Ainsi, confirme l'historienne, la réorganisation du territoire est issue d'une nouvelle considération des différentes capacités économiques des uns et des autres, tout en étant complémentaires, du moins en théorie. Mais les déséquilibres, relate-t-elle, ne tarderont plus avec l'intrusion des Européens dans le circuit de la traite, entraînant des bouleversements politiques (Ramisandrazana Rakotoariseheno « L'isolement volontaire de la descendance d'Andriamasintena dans la région de Betafo », communication à l'Académie Malgache en hommage à Simon Ayache, 2018).
Les nouveaux statuts ne sont plus assujettis à la célébrité des grands ancêtres, mais aux rôles historiques dans la consolidation du nouvel État, ajoute-t-elle, et deviennent très vite des groupes de pression économique vers la fin du XVIIIe siècle. Durant les conquêtes d'Andrianampoinimerina, les princes qui font leur soumission, restent dans leurs Tanindrazana, fiefs et apanages, et ceux qui résistent, doivent s'enfuir et leurs terres sont distribuées à d'autres groupes fidèles au roi. La liste des vaincus, informe-t-elle, se trouve dans les « Tantara ny Andriana nanjaka teto Imerina, Histoire des Rois » de P. Callet, 1908 (édition de la Librairie de Madagascar, tome II, p. 400 et 401) et ceux qui se soumettent (p. 402.)
Mais, prévient-elle, la version des « Tantara » « est toujours à prendre avec précaution, car c'est une version des vainqueurs et une histoire censurée et officialisée par la cour du XIXe siècle ». La politique de population relève de la politique tout court qui permet d'anéantir les rivaux, de récompenser les fidèles et d'assurer le monopole du pouvoir, explique-t-elle. Les pouvoirs des Fokonolona et des Loholona s'affaiblissent devant le brassage des groupes aux origines ancestrales diverses, ce qui devient presque irréversible par la suite. « Dans l'Avaradrano, il y eut une mise en commun des terres et des ancêtres, c'est le cas des Tsimahafotsy et des Tsimiamboholahy. »

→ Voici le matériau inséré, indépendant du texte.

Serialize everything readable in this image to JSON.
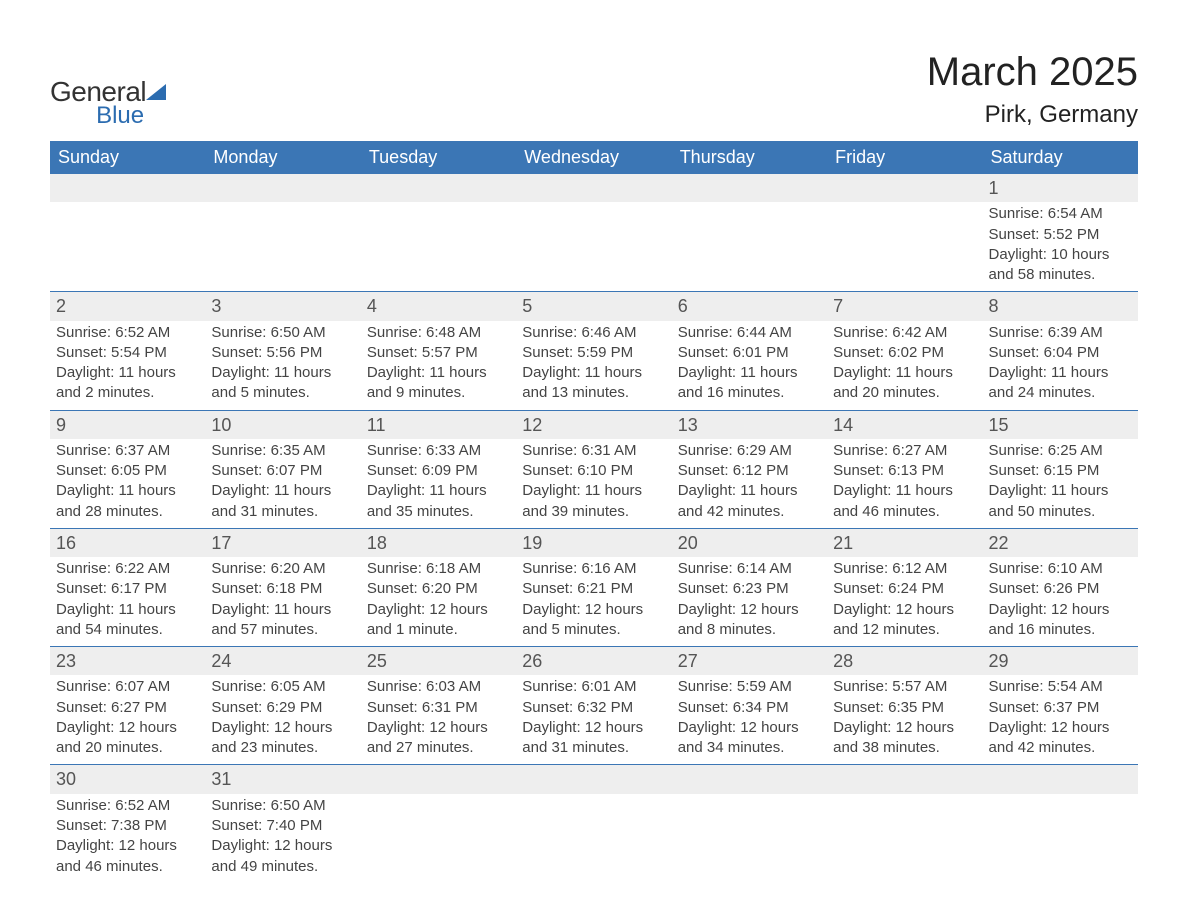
{
  "brand": {
    "word1": "General",
    "word2": "Blue",
    "accent_color": "#2b6cb0"
  },
  "title": "March 2025",
  "location": "Pirk, Germany",
  "colors": {
    "header_bg": "#3b76b5",
    "header_text": "#ffffff",
    "daynum_bg": "#eeeeee",
    "row_divider": "#3b76b5",
    "body_text": "#444444",
    "daynum_text": "#555555",
    "background": "#ffffff"
  },
  "typography": {
    "title_fontsize": 40,
    "location_fontsize": 24,
    "weekday_fontsize": 18,
    "daynum_fontsize": 18,
    "detail_fontsize": 15,
    "font_family": "Arial"
  },
  "weekdays": [
    "Sunday",
    "Monday",
    "Tuesday",
    "Wednesday",
    "Thursday",
    "Friday",
    "Saturday"
  ],
  "first_weekday_index": 6,
  "weeks": [
    [
      null,
      null,
      null,
      null,
      null,
      null,
      {
        "day": "1",
        "sunrise": "Sunrise: 6:54 AM",
        "sunset": "Sunset: 5:52 PM",
        "daylight": "Daylight: 10 hours and 58 minutes."
      }
    ],
    [
      {
        "day": "2",
        "sunrise": "Sunrise: 6:52 AM",
        "sunset": "Sunset: 5:54 PM",
        "daylight": "Daylight: 11 hours and 2 minutes."
      },
      {
        "day": "3",
        "sunrise": "Sunrise: 6:50 AM",
        "sunset": "Sunset: 5:56 PM",
        "daylight": "Daylight: 11 hours and 5 minutes."
      },
      {
        "day": "4",
        "sunrise": "Sunrise: 6:48 AM",
        "sunset": "Sunset: 5:57 PM",
        "daylight": "Daylight: 11 hours and 9 minutes."
      },
      {
        "day": "5",
        "sunrise": "Sunrise: 6:46 AM",
        "sunset": "Sunset: 5:59 PM",
        "daylight": "Daylight: 11 hours and 13 minutes."
      },
      {
        "day": "6",
        "sunrise": "Sunrise: 6:44 AM",
        "sunset": "Sunset: 6:01 PM",
        "daylight": "Daylight: 11 hours and 16 minutes."
      },
      {
        "day": "7",
        "sunrise": "Sunrise: 6:42 AM",
        "sunset": "Sunset: 6:02 PM",
        "daylight": "Daylight: 11 hours and 20 minutes."
      },
      {
        "day": "8",
        "sunrise": "Sunrise: 6:39 AM",
        "sunset": "Sunset: 6:04 PM",
        "daylight": "Daylight: 11 hours and 24 minutes."
      }
    ],
    [
      {
        "day": "9",
        "sunrise": "Sunrise: 6:37 AM",
        "sunset": "Sunset: 6:05 PM",
        "daylight": "Daylight: 11 hours and 28 minutes."
      },
      {
        "day": "10",
        "sunrise": "Sunrise: 6:35 AM",
        "sunset": "Sunset: 6:07 PM",
        "daylight": "Daylight: 11 hours and 31 minutes."
      },
      {
        "day": "11",
        "sunrise": "Sunrise: 6:33 AM",
        "sunset": "Sunset: 6:09 PM",
        "daylight": "Daylight: 11 hours and 35 minutes."
      },
      {
        "day": "12",
        "sunrise": "Sunrise: 6:31 AM",
        "sunset": "Sunset: 6:10 PM",
        "daylight": "Daylight: 11 hours and 39 minutes."
      },
      {
        "day": "13",
        "sunrise": "Sunrise: 6:29 AM",
        "sunset": "Sunset: 6:12 PM",
        "daylight": "Daylight: 11 hours and 42 minutes."
      },
      {
        "day": "14",
        "sunrise": "Sunrise: 6:27 AM",
        "sunset": "Sunset: 6:13 PM",
        "daylight": "Daylight: 11 hours and 46 minutes."
      },
      {
        "day": "15",
        "sunrise": "Sunrise: 6:25 AM",
        "sunset": "Sunset: 6:15 PM",
        "daylight": "Daylight: 11 hours and 50 minutes."
      }
    ],
    [
      {
        "day": "16",
        "sunrise": "Sunrise: 6:22 AM",
        "sunset": "Sunset: 6:17 PM",
        "daylight": "Daylight: 11 hours and 54 minutes."
      },
      {
        "day": "17",
        "sunrise": "Sunrise: 6:20 AM",
        "sunset": "Sunset: 6:18 PM",
        "daylight": "Daylight: 11 hours and 57 minutes."
      },
      {
        "day": "18",
        "sunrise": "Sunrise: 6:18 AM",
        "sunset": "Sunset: 6:20 PM",
        "daylight": "Daylight: 12 hours and 1 minute."
      },
      {
        "day": "19",
        "sunrise": "Sunrise: 6:16 AM",
        "sunset": "Sunset: 6:21 PM",
        "daylight": "Daylight: 12 hours and 5 minutes."
      },
      {
        "day": "20",
        "sunrise": "Sunrise: 6:14 AM",
        "sunset": "Sunset: 6:23 PM",
        "daylight": "Daylight: 12 hours and 8 minutes."
      },
      {
        "day": "21",
        "sunrise": "Sunrise: 6:12 AM",
        "sunset": "Sunset: 6:24 PM",
        "daylight": "Daylight: 12 hours and 12 minutes."
      },
      {
        "day": "22",
        "sunrise": "Sunrise: 6:10 AM",
        "sunset": "Sunset: 6:26 PM",
        "daylight": "Daylight: 12 hours and 16 minutes."
      }
    ],
    [
      {
        "day": "23",
        "sunrise": "Sunrise: 6:07 AM",
        "sunset": "Sunset: 6:27 PM",
        "daylight": "Daylight: 12 hours and 20 minutes."
      },
      {
        "day": "24",
        "sunrise": "Sunrise: 6:05 AM",
        "sunset": "Sunset: 6:29 PM",
        "daylight": "Daylight: 12 hours and 23 minutes."
      },
      {
        "day": "25",
        "sunrise": "Sunrise: 6:03 AM",
        "sunset": "Sunset: 6:31 PM",
        "daylight": "Daylight: 12 hours and 27 minutes."
      },
      {
        "day": "26",
        "sunrise": "Sunrise: 6:01 AM",
        "sunset": "Sunset: 6:32 PM",
        "daylight": "Daylight: 12 hours and 31 minutes."
      },
      {
        "day": "27",
        "sunrise": "Sunrise: 5:59 AM",
        "sunset": "Sunset: 6:34 PM",
        "daylight": "Daylight: 12 hours and 34 minutes."
      },
      {
        "day": "28",
        "sunrise": "Sunrise: 5:57 AM",
        "sunset": "Sunset: 6:35 PM",
        "daylight": "Daylight: 12 hours and 38 minutes."
      },
      {
        "day": "29",
        "sunrise": "Sunrise: 5:54 AM",
        "sunset": "Sunset: 6:37 PM",
        "daylight": "Daylight: 12 hours and 42 minutes."
      }
    ],
    [
      {
        "day": "30",
        "sunrise": "Sunrise: 6:52 AM",
        "sunset": "Sunset: 7:38 PM",
        "daylight": "Daylight: 12 hours and 46 minutes."
      },
      {
        "day": "31",
        "sunrise": "Sunrise: 6:50 AM",
        "sunset": "Sunset: 7:40 PM",
        "daylight": "Daylight: 12 hours and 49 minutes."
      },
      null,
      null,
      null,
      null,
      null
    ]
  ]
}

Pour conclure son étude, l'académicienne Ramisandrazana Rakotoariseheno insiste sur le fait que la conscience de la notion de Tanindrazana est une partie intrinsèque de l'identité malgache. Mais son objet a toujours connu différents espaces au cours de l'histoire et, tributaire des différentes politiques socioéconomiques des souverains dans l'organi-sation permanente des groupes, des territoires et des conquêtes, il nous permet « de relativiser les nomenclatures et les images d'Epinal d'aujourd'hui ».

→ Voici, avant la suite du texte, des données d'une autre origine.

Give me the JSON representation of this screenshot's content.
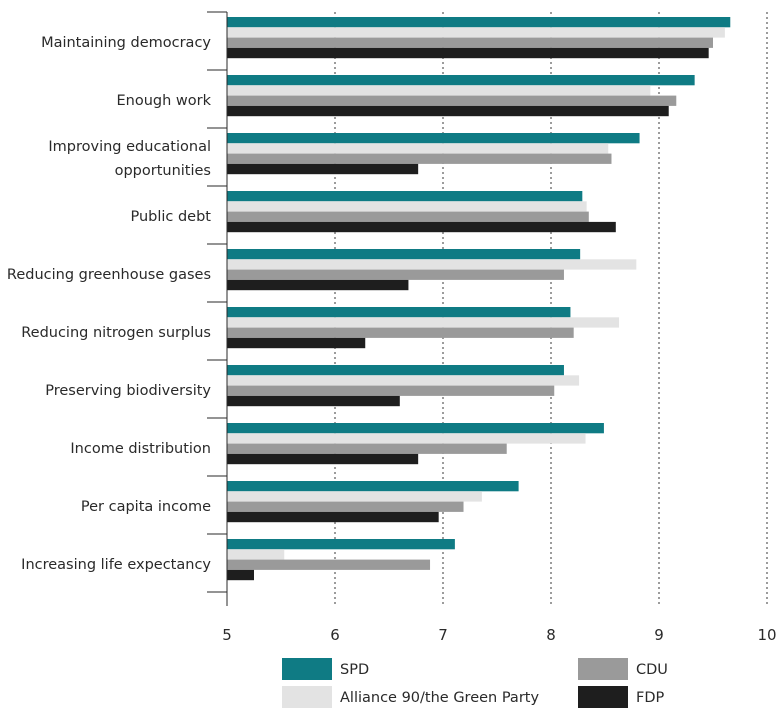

Selon Jean-Pierre Raison (« Les Hautes Terres de Madagascar et leurs confins occidentaux », 1984), cette politique de population est un système d'intégration des uns et des autres, mais aussi d'encadrement des groupes dans des « structures territoriales et claniques » («Utilisation du sol et organisation de l'espace en Imerina ancienne » Mélanges offerts à Pierre Gourou, Étude de Géographie Tropicale (p. 408-424), même auteur 1972).

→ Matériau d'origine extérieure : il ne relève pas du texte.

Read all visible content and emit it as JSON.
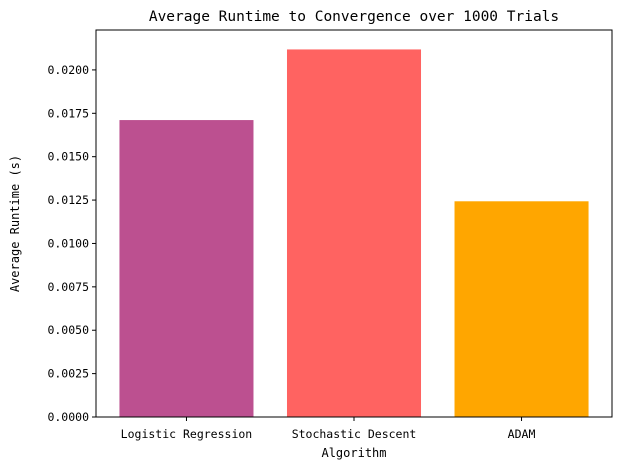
{
  "chart_data": {
    "type": "bar",
    "title": "Average Runtime to Convergence over 1000 Trials",
    "xlabel": "Algorithm",
    "ylabel": "Average Runtime (s)",
    "categories": [
      "Logistic Regression",
      "Stochastic Descent",
      "ADAM"
    ],
    "values": [
      0.01711,
      0.02118,
      0.01243
    ],
    "colors": [
      "#bc5090",
      "#ff6361",
      "#ffa600"
    ],
    "ylim": [
      0,
      0.0223
    ],
    "yticks": [
      0.0,
      0.0025,
      0.005,
      0.0075,
      0.01,
      0.0125,
      0.015,
      0.0175,
      0.02
    ],
    "ytick_labels": [
      "0.0000",
      "0.0025",
      "0.0050",
      "0.0075",
      "0.0100",
      "0.0125",
      "0.0150",
      "0.0175",
      "0.0200"
    ],
    "grid": false,
    "legend": "none"
  }
}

En réalité, il n'y a jamais eu de Tanindrazana fixe jusqu'au XIXe siècle, met en évidence l'académicienne. « Ce qui nous permettrait de contribuer à la construction d'un certain patriotisme aux multiples visages en tenant compte de tous ces mouvements de population liés aux anciennes politiques.
En fait, un Malgache avait plusieurs Tanindrazana dans le passé avant d'être définitivement rattaché au dernier Tanindrazana de l'ancêtre récent. La compréhension de l'histoire est un ferment d'une nouvelle solidarité collective et de la cohésion sociale afin d'approfondir ultérieurement l'identité nationale. »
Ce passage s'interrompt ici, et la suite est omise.